Ahearne Cycles

craft

Short Lecture On Craft

ThoughtsJoseph Ahearne

This is one of twenty-two short lectures given by Mary Ruefle in her book entitled, Madness, Rack, and Honey. It's an amazing, digressive, thought-provoking book. I'm quoting this lecture not because of its insight into any specific craft per se, but more because it is a thoughtful meditation on the meaning of craft, both word and idea. 

SHORT LECTURE ON CRAFT

By 700 BC the Phoenicians were sailing. 

We know this because there are records. We know nothing about the time before records. 

It is not an easy task for men to move on water. 

So difficult a task is it that as recently as 1940 no one believed that men ignorant of the uses of iron were capable of sailing, let alone navigation, great waters, least of all the greatest of all, the Pacific Ocean; not even professional mariners believed it. But Thor Heyerdahl believed it, he believed that human beings ignorant of teh uses of iron, living on what we now call the North and South American Continents, were capable of crossing what we now call the Pacific Ocean, and settling a number of small mountainous islands and flat coral reefs we now call Polynesia. 

And so he built a raft, modeled on those the ancient Incans used for fishing in local waters, a raft made from nine Ecuadoran balsa logs lashed together with hemp rope, using no nails, wire, or metal of any kind, a raft with an open bamboo cabin and a crude sail that looked like a piece of cloth hung to dry on a pole, and on this raft, with five companions and a green parrot, he set out, on April 28, 1947, from the coast of Peru, to prove that it was possible. 

After 101 days at sea -- 4,300 miles later -- they landed on an uninhabited South Sea island. It had been done. There was now at least one record of such a thing. What was their secret? How did they do it? The secret of the Kon-Tiki is that is was a very large cork; their raft rolled with the waves, that's all it could do, it couldn't even turn back. It was cork, and themen who were on it were cork. 

A craft is a boat, ship, or airplane; the most primitive craft is a raft, whose very word is embedded in the word craft.

Great skill is involved in building a craft, for it is far from easy to make things that float or fly [or roll].

Inside the word raft is the word aft, which means located near the rear, as opposed to the fore, which is located near the front.  

Fore-and-aft means, therefore, running the length of a craft, from front to rear. 

Not top to bottom, front to rear, fore-and-aft.

Before and after: running a length of time, which creates time; without time, there is no length;there is no counting before time. 
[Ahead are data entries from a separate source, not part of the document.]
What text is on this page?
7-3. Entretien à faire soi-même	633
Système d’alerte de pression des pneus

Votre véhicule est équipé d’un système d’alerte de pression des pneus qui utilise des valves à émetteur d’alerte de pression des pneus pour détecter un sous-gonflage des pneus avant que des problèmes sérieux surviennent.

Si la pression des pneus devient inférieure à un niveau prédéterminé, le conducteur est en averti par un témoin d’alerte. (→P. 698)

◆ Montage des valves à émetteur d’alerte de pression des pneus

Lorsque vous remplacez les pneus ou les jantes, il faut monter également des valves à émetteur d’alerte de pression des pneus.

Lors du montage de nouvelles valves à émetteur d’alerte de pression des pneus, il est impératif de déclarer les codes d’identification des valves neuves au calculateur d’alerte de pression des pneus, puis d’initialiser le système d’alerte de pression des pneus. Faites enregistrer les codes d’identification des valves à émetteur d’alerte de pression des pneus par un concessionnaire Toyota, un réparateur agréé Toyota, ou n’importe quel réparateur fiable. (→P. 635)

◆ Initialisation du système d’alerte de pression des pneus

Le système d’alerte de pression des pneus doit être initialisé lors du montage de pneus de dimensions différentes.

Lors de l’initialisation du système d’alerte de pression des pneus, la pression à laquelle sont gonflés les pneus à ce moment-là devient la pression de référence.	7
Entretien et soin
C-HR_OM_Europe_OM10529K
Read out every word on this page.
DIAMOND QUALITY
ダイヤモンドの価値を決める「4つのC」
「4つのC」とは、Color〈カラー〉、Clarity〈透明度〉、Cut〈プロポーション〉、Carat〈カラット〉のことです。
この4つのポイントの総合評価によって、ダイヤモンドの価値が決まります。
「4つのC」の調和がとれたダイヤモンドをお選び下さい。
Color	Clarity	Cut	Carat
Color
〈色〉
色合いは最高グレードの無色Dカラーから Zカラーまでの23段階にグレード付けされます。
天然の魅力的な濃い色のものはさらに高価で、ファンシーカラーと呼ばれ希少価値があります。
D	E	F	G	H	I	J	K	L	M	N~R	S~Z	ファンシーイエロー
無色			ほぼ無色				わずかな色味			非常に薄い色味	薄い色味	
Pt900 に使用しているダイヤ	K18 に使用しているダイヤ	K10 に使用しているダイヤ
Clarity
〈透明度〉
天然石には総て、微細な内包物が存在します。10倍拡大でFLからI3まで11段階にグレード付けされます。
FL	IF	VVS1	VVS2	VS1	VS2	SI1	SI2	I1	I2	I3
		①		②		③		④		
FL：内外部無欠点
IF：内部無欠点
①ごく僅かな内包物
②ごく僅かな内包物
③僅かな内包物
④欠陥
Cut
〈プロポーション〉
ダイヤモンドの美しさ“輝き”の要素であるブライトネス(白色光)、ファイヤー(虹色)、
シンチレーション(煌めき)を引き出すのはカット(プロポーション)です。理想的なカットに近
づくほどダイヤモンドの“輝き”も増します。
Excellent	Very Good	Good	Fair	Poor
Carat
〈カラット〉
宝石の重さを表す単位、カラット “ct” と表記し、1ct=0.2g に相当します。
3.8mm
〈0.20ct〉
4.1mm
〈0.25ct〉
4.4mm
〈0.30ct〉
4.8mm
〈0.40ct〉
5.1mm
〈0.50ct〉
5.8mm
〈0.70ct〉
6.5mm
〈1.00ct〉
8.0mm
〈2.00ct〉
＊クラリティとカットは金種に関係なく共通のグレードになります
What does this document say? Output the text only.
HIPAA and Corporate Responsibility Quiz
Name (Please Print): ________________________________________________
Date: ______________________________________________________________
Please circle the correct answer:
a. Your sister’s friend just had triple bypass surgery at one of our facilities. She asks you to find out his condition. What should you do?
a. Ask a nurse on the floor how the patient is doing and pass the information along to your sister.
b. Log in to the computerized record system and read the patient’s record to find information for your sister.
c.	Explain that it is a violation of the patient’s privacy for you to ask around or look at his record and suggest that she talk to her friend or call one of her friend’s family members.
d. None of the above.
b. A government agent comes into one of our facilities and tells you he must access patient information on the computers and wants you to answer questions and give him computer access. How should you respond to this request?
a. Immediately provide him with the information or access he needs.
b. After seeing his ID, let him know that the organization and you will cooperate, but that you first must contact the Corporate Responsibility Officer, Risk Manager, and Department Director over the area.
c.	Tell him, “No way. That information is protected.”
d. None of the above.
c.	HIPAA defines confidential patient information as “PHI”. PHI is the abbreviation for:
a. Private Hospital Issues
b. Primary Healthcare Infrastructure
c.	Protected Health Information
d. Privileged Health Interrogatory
Before the raft Thor Heyerdahl christened Kon-Tiki, after the Incan sun-god, no one thought it possible. But after, men knew that in prehistory, without records, without iron, such a craft existed. Men knew the Phoenicians were not alone. And men knew, too, that it was probable ten such rafts sank to the bottom for every one that sailed. 

Those unknown men and women who with the labor of thir minds devised a raft and with the labor of their hands tied the logs together and tested the seaworthiness of thier raft...

Who taught them their craft?

There is of course another meaning of the word craft, it is the second or third meaning given in any dictionary. 

Craft: skill in evasion or deception.

Those unknown men and women lashing togetehr their gigantic raft, what were they evading, whom were they deceiving? Were they themselves deceived, and evading their deceivers? Were they evading hunger, disaster, unspeakable loss?

We don't know. But surely there must have been a moment of glorious well-being when they slid thier raft into the water and discovered that it could float, and would hold them all, as they set out to cut a hole in time.